# camping in the caribbean



## campingforfun (Jan 5, 2008)

One of the neatest things my husband and I did was camp for a few days on St Kitts. When he suggested it, I thought he was nuts because who camps in paradise? But we did it for a couple of days and it was so much fun. It was really primitive because we camped on the beach so basically we had no amenities. He made the camp fire and we cooked the fish we caught.

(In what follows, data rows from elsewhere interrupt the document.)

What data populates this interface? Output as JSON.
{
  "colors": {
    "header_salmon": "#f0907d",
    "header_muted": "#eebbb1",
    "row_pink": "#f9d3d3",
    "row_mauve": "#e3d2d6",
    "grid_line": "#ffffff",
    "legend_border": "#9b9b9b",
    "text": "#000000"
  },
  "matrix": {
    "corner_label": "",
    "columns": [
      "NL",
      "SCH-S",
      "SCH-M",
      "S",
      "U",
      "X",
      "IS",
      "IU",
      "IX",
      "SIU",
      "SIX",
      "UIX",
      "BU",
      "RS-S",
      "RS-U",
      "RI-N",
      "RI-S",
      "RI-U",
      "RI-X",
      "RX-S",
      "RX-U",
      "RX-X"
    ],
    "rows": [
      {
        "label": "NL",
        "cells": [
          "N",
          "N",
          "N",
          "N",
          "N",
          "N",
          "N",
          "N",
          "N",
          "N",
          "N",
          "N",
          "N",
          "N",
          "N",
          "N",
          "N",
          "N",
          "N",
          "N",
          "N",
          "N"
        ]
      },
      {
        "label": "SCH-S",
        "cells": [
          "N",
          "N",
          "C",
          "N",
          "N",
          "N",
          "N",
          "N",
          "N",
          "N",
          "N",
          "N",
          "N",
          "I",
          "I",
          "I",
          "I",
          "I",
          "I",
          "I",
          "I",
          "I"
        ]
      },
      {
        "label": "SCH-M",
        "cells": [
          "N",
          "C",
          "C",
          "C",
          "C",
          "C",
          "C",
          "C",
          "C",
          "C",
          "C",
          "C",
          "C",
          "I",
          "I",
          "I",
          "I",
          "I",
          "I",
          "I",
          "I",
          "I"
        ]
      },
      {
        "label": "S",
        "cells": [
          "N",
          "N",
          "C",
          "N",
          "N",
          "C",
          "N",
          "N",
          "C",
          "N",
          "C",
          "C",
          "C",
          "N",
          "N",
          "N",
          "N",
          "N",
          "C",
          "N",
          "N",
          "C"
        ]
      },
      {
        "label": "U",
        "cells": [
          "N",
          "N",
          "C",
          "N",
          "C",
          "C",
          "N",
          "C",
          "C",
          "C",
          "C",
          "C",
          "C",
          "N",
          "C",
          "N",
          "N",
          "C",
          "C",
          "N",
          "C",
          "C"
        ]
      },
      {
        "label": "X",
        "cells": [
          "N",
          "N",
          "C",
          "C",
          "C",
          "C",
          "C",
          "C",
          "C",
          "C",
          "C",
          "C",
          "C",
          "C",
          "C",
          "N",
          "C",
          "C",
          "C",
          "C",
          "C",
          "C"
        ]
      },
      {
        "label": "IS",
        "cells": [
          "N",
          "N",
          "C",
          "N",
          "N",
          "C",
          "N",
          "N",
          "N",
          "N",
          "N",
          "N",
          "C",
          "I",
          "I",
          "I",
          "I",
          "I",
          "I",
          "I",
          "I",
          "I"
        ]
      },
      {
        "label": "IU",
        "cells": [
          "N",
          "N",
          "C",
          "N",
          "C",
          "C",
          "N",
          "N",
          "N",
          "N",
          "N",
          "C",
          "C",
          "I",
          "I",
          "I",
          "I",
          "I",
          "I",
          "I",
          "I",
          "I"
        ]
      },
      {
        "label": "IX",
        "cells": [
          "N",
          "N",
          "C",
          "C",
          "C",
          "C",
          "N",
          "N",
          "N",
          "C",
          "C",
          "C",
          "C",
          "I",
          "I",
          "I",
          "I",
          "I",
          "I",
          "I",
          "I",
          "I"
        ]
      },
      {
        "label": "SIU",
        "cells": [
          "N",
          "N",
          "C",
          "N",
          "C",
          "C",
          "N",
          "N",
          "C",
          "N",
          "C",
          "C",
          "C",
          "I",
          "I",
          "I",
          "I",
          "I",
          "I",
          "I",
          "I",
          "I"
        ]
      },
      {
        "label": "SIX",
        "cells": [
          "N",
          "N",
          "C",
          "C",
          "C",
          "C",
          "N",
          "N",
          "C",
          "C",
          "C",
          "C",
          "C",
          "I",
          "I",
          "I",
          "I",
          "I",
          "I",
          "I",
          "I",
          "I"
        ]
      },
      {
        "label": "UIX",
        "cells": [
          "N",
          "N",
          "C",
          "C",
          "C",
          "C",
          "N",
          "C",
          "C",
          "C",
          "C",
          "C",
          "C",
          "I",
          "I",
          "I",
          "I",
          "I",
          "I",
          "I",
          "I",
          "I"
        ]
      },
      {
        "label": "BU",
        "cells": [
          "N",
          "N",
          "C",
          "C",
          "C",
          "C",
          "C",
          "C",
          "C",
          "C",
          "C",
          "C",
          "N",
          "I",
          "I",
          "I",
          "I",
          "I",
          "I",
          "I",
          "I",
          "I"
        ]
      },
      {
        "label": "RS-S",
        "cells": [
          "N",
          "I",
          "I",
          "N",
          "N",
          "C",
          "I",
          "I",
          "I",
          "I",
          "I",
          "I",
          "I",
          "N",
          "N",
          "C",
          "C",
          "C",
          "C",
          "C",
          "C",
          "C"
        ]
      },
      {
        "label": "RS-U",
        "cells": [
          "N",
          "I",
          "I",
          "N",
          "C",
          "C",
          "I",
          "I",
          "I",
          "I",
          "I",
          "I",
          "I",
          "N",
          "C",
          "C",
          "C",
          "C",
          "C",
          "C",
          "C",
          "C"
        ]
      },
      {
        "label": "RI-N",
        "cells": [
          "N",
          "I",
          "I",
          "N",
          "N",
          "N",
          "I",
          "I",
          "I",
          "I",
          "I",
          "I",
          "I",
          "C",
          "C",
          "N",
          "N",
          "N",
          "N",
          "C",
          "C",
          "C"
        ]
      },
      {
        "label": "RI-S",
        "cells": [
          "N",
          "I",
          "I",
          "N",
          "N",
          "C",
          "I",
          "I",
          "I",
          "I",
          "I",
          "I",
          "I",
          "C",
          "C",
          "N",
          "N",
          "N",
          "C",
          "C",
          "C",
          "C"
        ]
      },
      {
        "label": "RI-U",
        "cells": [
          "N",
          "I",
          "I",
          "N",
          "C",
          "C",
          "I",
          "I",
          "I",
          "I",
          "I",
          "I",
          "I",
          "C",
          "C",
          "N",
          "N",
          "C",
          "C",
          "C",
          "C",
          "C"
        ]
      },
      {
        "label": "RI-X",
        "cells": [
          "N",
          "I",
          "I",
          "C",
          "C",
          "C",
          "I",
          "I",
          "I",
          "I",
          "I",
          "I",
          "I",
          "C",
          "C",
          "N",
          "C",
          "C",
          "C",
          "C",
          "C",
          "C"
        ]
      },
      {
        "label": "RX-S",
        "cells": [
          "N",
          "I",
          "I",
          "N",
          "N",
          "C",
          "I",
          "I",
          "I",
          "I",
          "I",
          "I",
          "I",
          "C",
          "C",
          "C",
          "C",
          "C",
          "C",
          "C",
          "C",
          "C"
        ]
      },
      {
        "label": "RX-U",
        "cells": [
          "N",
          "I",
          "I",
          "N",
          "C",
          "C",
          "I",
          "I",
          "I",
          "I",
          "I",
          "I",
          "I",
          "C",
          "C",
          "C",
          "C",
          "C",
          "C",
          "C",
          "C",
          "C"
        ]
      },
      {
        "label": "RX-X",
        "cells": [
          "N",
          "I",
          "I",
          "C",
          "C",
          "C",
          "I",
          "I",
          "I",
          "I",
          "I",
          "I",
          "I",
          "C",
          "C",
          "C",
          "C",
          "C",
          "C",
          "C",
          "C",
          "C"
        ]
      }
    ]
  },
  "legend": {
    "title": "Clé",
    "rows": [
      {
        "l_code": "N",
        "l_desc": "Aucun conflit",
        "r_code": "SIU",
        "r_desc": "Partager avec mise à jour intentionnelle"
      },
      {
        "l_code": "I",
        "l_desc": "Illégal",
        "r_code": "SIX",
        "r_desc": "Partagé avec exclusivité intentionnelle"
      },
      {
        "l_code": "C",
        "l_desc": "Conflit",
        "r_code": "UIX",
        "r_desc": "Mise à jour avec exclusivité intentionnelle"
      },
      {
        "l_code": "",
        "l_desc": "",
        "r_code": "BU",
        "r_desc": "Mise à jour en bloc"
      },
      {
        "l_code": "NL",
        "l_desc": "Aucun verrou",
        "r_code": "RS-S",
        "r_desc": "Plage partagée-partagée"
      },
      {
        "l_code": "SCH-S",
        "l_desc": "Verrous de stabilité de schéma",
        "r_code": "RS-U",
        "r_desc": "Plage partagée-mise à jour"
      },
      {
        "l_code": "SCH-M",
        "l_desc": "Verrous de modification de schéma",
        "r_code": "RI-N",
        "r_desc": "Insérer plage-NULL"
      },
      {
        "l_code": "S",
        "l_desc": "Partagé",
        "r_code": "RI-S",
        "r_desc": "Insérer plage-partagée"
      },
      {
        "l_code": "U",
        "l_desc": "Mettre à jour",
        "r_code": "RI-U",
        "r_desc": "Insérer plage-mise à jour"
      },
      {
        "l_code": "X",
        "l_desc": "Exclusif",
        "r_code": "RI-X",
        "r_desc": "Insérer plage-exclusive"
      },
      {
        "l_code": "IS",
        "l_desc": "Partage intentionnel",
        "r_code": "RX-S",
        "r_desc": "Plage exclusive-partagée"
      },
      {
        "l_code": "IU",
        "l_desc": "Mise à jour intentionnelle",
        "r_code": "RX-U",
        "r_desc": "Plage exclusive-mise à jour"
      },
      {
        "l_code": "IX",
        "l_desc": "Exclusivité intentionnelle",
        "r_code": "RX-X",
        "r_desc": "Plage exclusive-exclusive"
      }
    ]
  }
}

But the feeling was something that is hard to describe. Hearing the roar of the ocean and seeing the beautiful stars was incredible. I am not one for "roughing it" to such an extent but with the really hot climate and the ocean, it sure made a lasting memory.


----------



## ctfortner (Nov 16, 2007)

That does sound like a lot of fun. I bet you that is something most of us campers here cant say, that we have ever camped in the caribbean. :way-to-go:


----------



## bill0830 (Nov 16, 2007)

I don't suppose you have any pictures to share. My wife and I just returned from a *Caribbean *cruise and the scenery was FANTASTIC. I have lived on Guam and Hawaii, plus I have spent time one Wake, Midway, Kwajalein Islands and the sunsets are ..... well words just don't describe them. :10001:


----------



## campingforfun (Jan 5, 2008)

Sorry bill, we don't have any photos of that trip. When my husband and I go alone, we never take the camera because it ends up in a fight - lol

- who gets to carry the camera so we just leave it behind.

When we have the grandchildren, we have no choice but to carry the camera because they want their pics taken night and day.

But you are right about one thing. The scenery is spectacular and well worth the trip regardless of how one goes.


----------